I have a hard time with depression but for the last several years, I’ve managed to dodge the bullet. Not this week.
I tried eating right, regular bedtimes, positive thinking….exercise…everything that usually takes the dreaded black edge off.
Mind you, I’ve done okay for several years. When the black dog comes trotting to my door, I don;t mark it on my calendar, so I think it’s been a couple of years. Maybe even three. (If you don’t count when my inmates wanted to kill me. That wasn;t depression, that was reality.)
So I tried what usually works; got my nails done. Got my toes done. Had my hair cut.
Cried there and back.
I might be reading the paper too much.I KNOW I’m reading the paper too much.
All there is is gloom and doom and layoffs and furloughs. (I got my furlough letter. I get to choose two days a month for my unpaid days off. Not the best but I still have my job.) My job is offering golden handshakes to get people to retire early–and I’m thinking GREAT! Retire and let me inch closer to the top.

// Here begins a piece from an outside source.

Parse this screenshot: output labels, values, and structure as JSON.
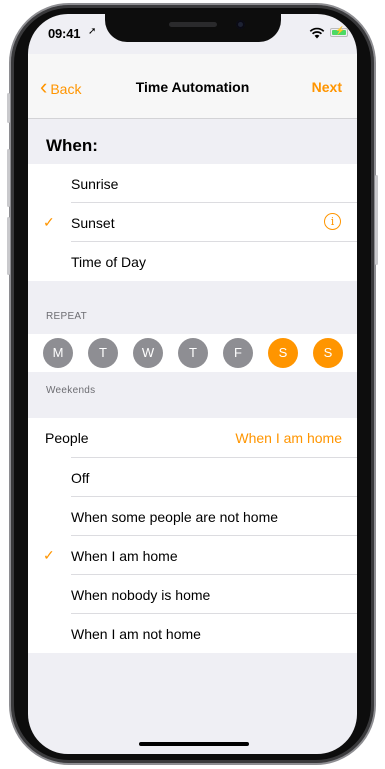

I’m planning another five years. After that, I don’t know.
Real Estate–which is what we are mainly invested in–is flatlined right now. At the least, all the units are occupied. I’d like to see the house we live in right now and move up to the hotel EVEN WITHOUT HEAT. But that doesn’t look like it is going to happen. Maybe in two years.
Then there is the total slowdown in building. Usually at this time of year, we are booked way into November. Not this year. We have a few jobs, so we are busy, just not crazy busy.
And then the jail is laying off and even though Lisi can’t see it, I can see that she is on the short list. They are giving her too much overtime for them to be fully staffed but she isn;t permanent yet. So I worry about that, too.
So I’m one depressed, unhappy, up-all-night, can’t-sleep-but-boy-can-I-cry mess.
I think I’ll go pull some weeds and cry.
Since I’m going to cry, I might as well be busy.